Today I'll focus upon a drier example of the mad mandarin contempt for us. It is revealed in their response to the rise in gasoline prices. It's true that the man in the street often holds beliefs about the most recent price hikes that are economic nonsense, yet the fact remains there is no popular unrest about $3 a gallon gas. That tells me that John Q. Public doesn't place much confidence in whatever conspiracy theories he might entertain about collusion in fixing high prices for gas. (Probably for the good reason that he remembers when prices spiked to three bucks after Hurricane Katrina, they dropped when supplies increased.) Indeed, all the rabble-rousing about gas prices comes from our politicians and pundits who are quick to divine evil running amok in the companies that produce and supply gasoline.
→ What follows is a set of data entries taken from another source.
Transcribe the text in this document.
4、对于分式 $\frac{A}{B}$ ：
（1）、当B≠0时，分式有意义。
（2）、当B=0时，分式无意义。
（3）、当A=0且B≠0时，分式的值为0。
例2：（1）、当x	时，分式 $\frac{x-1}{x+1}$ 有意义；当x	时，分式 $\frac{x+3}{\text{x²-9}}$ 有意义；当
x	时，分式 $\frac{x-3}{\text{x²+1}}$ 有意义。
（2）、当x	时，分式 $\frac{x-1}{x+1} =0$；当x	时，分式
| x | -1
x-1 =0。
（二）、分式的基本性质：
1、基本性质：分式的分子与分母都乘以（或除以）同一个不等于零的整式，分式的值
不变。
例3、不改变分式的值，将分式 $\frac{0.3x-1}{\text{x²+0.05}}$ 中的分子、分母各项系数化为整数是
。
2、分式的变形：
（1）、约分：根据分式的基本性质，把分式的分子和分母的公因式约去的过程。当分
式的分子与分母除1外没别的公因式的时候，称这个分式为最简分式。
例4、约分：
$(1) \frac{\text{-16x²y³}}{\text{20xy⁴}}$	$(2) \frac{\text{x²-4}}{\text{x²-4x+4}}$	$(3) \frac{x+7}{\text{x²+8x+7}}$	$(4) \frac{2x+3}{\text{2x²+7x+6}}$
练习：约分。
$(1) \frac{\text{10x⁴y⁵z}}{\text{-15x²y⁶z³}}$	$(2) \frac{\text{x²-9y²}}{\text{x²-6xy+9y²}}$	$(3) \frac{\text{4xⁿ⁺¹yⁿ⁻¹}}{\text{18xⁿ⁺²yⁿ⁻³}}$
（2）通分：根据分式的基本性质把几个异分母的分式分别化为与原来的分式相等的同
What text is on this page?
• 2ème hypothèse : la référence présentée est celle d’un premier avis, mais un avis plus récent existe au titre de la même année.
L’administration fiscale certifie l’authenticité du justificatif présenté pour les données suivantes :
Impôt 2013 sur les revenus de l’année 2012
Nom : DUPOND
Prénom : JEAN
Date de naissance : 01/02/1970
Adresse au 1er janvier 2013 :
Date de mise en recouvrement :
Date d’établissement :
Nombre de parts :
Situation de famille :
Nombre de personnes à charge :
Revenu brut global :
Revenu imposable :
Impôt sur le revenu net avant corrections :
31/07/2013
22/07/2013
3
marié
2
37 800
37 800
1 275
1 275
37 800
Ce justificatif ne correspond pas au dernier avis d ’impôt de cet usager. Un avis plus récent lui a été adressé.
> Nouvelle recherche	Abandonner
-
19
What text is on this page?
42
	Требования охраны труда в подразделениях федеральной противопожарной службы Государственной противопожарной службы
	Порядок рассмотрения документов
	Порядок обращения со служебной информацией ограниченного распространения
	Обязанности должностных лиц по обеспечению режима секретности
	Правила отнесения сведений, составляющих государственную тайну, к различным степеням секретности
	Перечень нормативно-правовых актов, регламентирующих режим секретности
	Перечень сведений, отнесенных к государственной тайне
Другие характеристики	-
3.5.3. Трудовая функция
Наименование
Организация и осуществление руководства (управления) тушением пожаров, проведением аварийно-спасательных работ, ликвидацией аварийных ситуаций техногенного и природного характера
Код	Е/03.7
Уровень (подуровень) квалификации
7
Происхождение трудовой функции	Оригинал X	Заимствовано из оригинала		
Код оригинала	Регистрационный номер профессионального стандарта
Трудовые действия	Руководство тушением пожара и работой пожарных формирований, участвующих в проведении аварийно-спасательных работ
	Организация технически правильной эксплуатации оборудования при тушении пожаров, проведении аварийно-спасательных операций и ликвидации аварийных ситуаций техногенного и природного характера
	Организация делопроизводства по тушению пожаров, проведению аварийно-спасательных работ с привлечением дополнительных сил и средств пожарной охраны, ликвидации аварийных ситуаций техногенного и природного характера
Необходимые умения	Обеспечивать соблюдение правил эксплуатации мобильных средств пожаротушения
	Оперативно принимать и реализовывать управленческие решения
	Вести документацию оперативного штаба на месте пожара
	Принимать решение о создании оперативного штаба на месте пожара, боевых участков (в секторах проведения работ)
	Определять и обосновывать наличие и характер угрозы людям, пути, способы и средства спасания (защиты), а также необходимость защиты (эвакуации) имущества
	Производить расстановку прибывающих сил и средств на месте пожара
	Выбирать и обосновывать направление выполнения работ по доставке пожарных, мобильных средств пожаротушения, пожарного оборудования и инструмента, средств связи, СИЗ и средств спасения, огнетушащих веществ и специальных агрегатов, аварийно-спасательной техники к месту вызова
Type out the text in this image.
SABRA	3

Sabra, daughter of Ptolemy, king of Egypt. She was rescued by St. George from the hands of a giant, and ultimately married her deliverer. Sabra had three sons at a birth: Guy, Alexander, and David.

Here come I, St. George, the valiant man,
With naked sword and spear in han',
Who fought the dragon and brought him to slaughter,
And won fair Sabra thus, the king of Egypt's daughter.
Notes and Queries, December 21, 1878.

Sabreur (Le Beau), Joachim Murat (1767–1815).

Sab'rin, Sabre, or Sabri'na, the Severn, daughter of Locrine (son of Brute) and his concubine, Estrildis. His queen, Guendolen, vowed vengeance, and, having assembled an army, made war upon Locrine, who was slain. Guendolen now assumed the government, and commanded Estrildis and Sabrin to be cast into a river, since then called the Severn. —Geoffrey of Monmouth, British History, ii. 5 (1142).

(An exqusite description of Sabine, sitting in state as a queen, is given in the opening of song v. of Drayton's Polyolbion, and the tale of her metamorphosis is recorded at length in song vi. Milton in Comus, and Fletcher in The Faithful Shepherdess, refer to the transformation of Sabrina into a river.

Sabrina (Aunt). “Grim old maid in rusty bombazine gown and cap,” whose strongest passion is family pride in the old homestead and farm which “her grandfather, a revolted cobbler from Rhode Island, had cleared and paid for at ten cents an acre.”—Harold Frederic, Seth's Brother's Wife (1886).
Never do the plain facts spill out from the mandarin diatribe about price-gouging: [1] A barrel of oil has skyrocketed because the Third World is industrializing faster than new oil fields have been put into production; [2] production of oil has been arbitrarily restricted in the U.S. by declaring off-limits large oil fields in Alaska, the West Coast, the Florida Gulf Coast, and the Atlantic seaboard; [3] domestic consumption of oil is needlessly high because nuclear energy has been irrationally vilified in this country, although it is the only serious alternative to the use of fossil fuels to produce electricity; [4] gas supplies are subject to price hikes during periods of high demand because NIMBY politics and draconian environmental penalties have stopped the building of any new gasoline refineries in the U.S. for three decades now; [5] the refining capacity problem is further exacerbated by federally mandated special gasoline formulas for different sections of the country, which means that if oil companies don't forecast demand in every part of the country correctly, shortages can result in a gasoline of a particular formula; and [6] that bottled water you buy when you stop at the gas station costs you about eight bucks a gallon. In regard to that last point: For all that has to be done to find oil, pump it out of the ground, transport it to a refinery, refine it, pipeline it to your region, and then finally truck it to your gas station, a gallon of gas is remarkably cheap. That's because competition in gasoline is intense.
These facts are not acknowledged by the ruling class, because Facts #2 through #5 show how they are at fault for high gas prices. They'll never admit that. To do so is to question their power to control these things, and they aren't about to give up that power. Indeed, they want more. Hence, they rabble-rouse about the evil of Big Oil to get you to acquiesce to that lust of theirs. So, perhaps there is method in this particular madness of the mandarins. But it's not to end that will do any of us good.